Пока дер Хиир закрывал за собой дверь, до него донеслось оглушительное чихание. Застывший на кушетке дежурный офицер испуганно вздрогнул. У его ног покоился чемоданчик, набитый кодами на случай ядерной войны. Дер Хиир успокаивающе махнул ему рукой. Как бы оправдываясь, офицер улыбнулся.
— И это Вега? Было о чем поднимать шум, — не без разочарования спросила президент. Только что окончилась предоставленная прессе пауза, и глаза ее начинали привыкать к темноте после фотовспышек и прожекторов телевизионного освещения. Появившиеся на следующий день во всех газетах снимки, на которых президент стальным взором взирает в телескоп Военно-морской обсерватории, отчаянно врали. Она сумела разглядеть хоть что-то, лишь когда выставили репортеров, и тьма вернулась.
— А почему она дрожит?
— Воздушная турбулентность, госпожа президент, — пояснил дер Хиир. — Теплый воздух пузырями поднимается вверх и искажает изображение.
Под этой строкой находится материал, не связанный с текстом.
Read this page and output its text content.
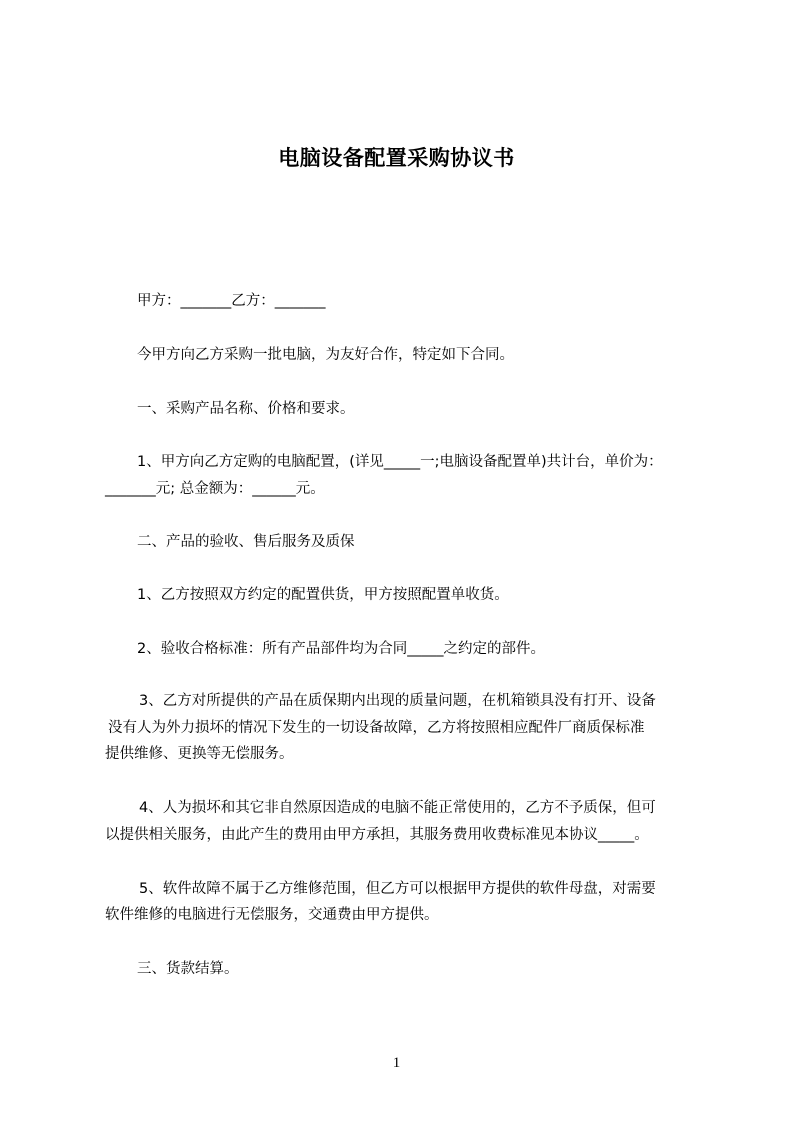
电脑设备配置采购协议书
甲方：_______乙方：_______
今甲方向乙方采购一批电脑，为友好合作，特定如下合同。
一、采购产品名称、价格和要求。
1、甲方向乙方定购的电脑配置，(详见_____一;电脑设备配置单)共计台，单价为：
_______元; 总金额为：______元。
二、产品的验收、售后服务及质保
1、乙方按照双方约定的配置供货，甲方按照配置单收货。
2、验收合格标准：所有产品部件均为合同_____之约定的部件。
3、乙方对所提供的产品在质保期内出现的质量问题，在机箱锁具没有打开、设备
没有人为外力损坏的情况下发生的一切设备故障，乙方将按照相应配件厂商质保标准
提供维修、更换等无偿服务。
4、人为损坏和其它非自然原因造成的电脑不能正常使用的，乙方不予质保，但可
以提供相关服务，由此产生的费用由甲方承担，其服务费用收费标准见本协议_____。
5、软件故障不属于乙方维修范围，但乙方可以根据甲方提供的软件母盘，对需要
软件维修的电脑进行无偿服务，交通费由甲方提供。
三、货款结算。
1
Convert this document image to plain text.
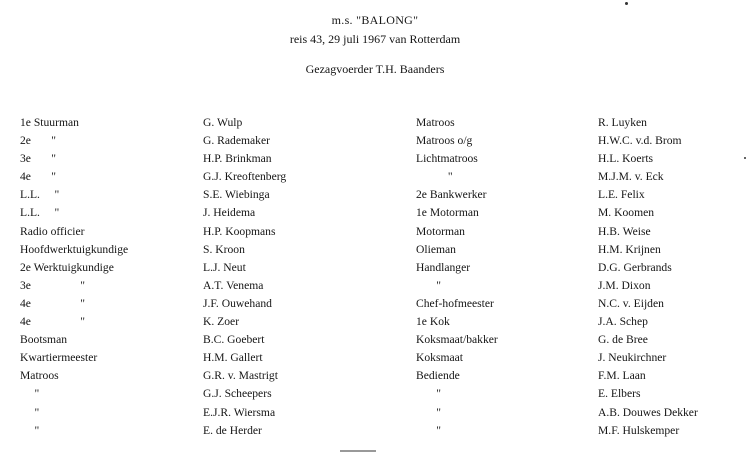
m.s. "BALONG"
reis 43, 29 juli 1967 van Rotterdam
Gezagvoerder T.H. Baanders
1e Stuurman
2e       "
3e       "
4e       "
L.L.     "
L.L.     "
Radio officier
Hoofdwerktuigkundige
2e Werktuigkundige
3e                 "
4e                 "
4e                 "
Bootsman
Kwartiermeester
Matroos
"
"
"
G. Wulp
G. Rademaker
H.P. Brinkman
G.J. Kreoftenberg
S.E. Wiebinga
J. Heidema
H.P. Koopmans
S. Kroon
L.J. Neut
A.T. Venema
J.F. Ouwehand
K. Zoer
B.C. Goebert
H.M. Gallert
G.R. v. Mastrigt
G.J. Scheepers
E.J.R. Wiersma
E. de Herder
Matroos
Matroos o/g
Lichtmatroos
"
2e Bankwerker
1e Motorman
Motorman
Olieman
Handlanger
"
Chef-hofmeester
1e Kok
Koksmaat/bakker
Koksmaat
Bediende
"
"
"
R. Luyken
H.W.C. v.d. Brom
H.L. Koerts
M.J.M. v. Eck
L.E. Felix
M. Koomen
H.B. Weise
H.M. Krijnen
D.G. Gerbrands
J.M. Dixon
N.C. v. Eijden
J.A. Schep
G. de Bree
J. Neukirchner
F.M. Laan
E. Elbers
A.B. Douwes Dekker
M.F. Hulskemper
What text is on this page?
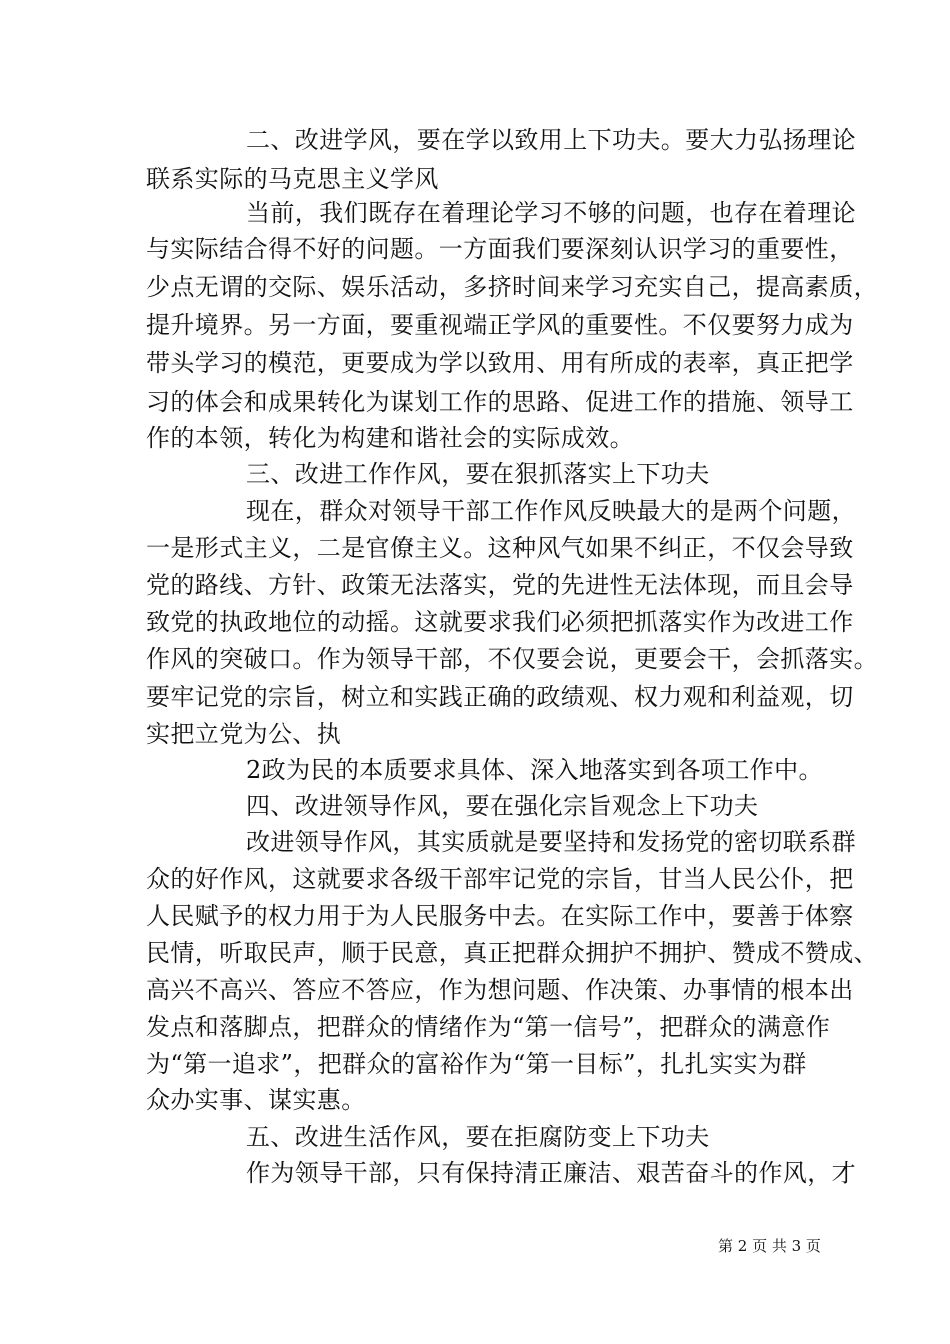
二、改进学风，要在学以致用上下功夫。要大力弘扬理论
联系实际的马克思主义学风
当前，我们既存在着理论学习不够的问题，也存在着理论
与实际结合得不好的问题。一方面我们要深刻认识学习的重要性，
少点无谓的交际、娱乐活动，多挤时间来学习充实自己，提高素质，
提升境界。另一方面，要重视端正学风的重要性。不仅要努力成为
带头学习的模范，更要成为学以致用、用有所成的表率，真正把学
习的体会和成果转化为谋划工作的思路、促进工作的措施、领导工
作的本领，转化为构建和谐社会的实际成效。
三、改进工作作风，要在狠抓落实上下功夫
现在，群众对领导干部工作作风反映最大的是两个问题，
一是形式主义，二是官僚主义。这种风气如果不纠正，不仅会导致
党的路线、方针、政策无法落实，党的先进性无法体现，而且会导
致党的执政地位的动摇。这就要求我们必须把抓落实作为改进工作
作风的突破口。作为领导干部，不仅要会说，更要会干，会抓落实。
要牢记党的宗旨，树立和实践正确的政绩观、权力观和利益观，切
实把立党为公、执
2政为民的本质要求具体、深入地落实到各项工作中。
四、改进领导作风，要在强化宗旨观念上下功夫
改进领导作风，其实质就是要坚持和发扬党的密切联系群
众的好作风，这就要求各级干部牢记党的宗旨，甘当人民公仆，把
人民赋予的权力用于为人民服务中去。在实际工作中，要善于体察
民情，听取民声，顺于民意，真正把群众拥护不拥护、赞成不赞成、
高兴不高兴、答应不答应，作为想问题、作决策、办事情的根本出
发点和落脚点，把群众的情绪作为“第一信号”，把群众的满意作
为“第一追求”，把群众的富裕作为“第一目标”，扎扎实实为群
众办实事、谋实惠。
五、改进生活作风，要在拒腐防变上下功夫
作为领导干部，只有保持清正廉洁、艰苦奋斗的作风，才
第 2 页 共 3 页
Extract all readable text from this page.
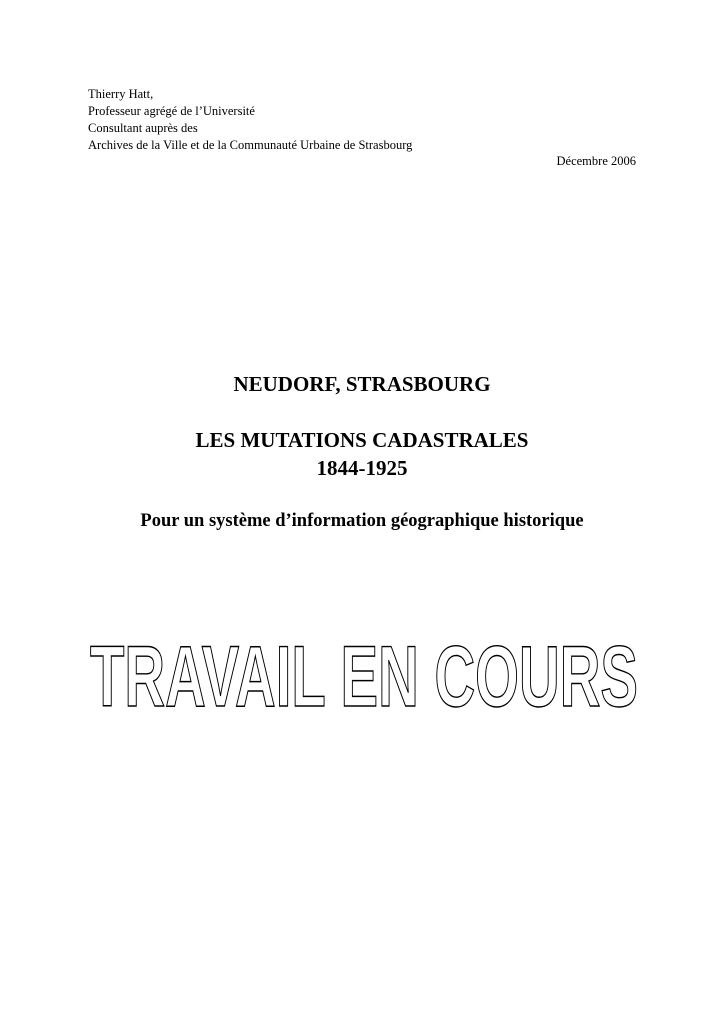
Thierry Hatt,
Professeur agrégé de l’Université
Consultant auprès des
Archives de la Ville et de la Communauté Urbaine de Strasbourg
Décembre 2006
NEUDORF, STRASBOURG
LES MUTATIONS CADASTRALES
1844-1925
Pour un système d’information géographique historique
TRAVAIL EN COURS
— Как будто смотришь на Сая через стол, на котором стоит тостер. Помнится, однажды мне даже показалось, что у него куда-то исчезла половина лица, — оживленно проговорила она погромче, так, чтобы ее мог слышать супруг, стоявший поблизости и занятый разговором с облаченным в мундир комендантом обсерватории.
— Да, теперь на нашем столе тостера не увидишь, — дружелюбно отозвался он.
До отставки Сеймур Ласкер занимал высокий пост в Международном союзе работников дамской одежды. С собственной женой он познакомился несколько десятилетий назад, когда она представляла нью-йоркскую компанию девичьих пальто; так они и полюбили друг друга за долгим обсуждением трудового «соглашения. Учитывая новизну нынешнего положения для обоих, трудно было не отметить, что это здоровый союз.
— Без тостера обойтись несложно, хуже то, что приходится так редко завтракать в обществе Сая, — она мельком глянула в его сторону и вновь обратилась к окуляру. — Она похожа на голубую амебу, такая… расползшаяся.
После трудного совещания президент была в отличном настроении. С экипажем все ясно, простуда прошла.
— А если бы не было турбулентности, что я бы увидела, Кен?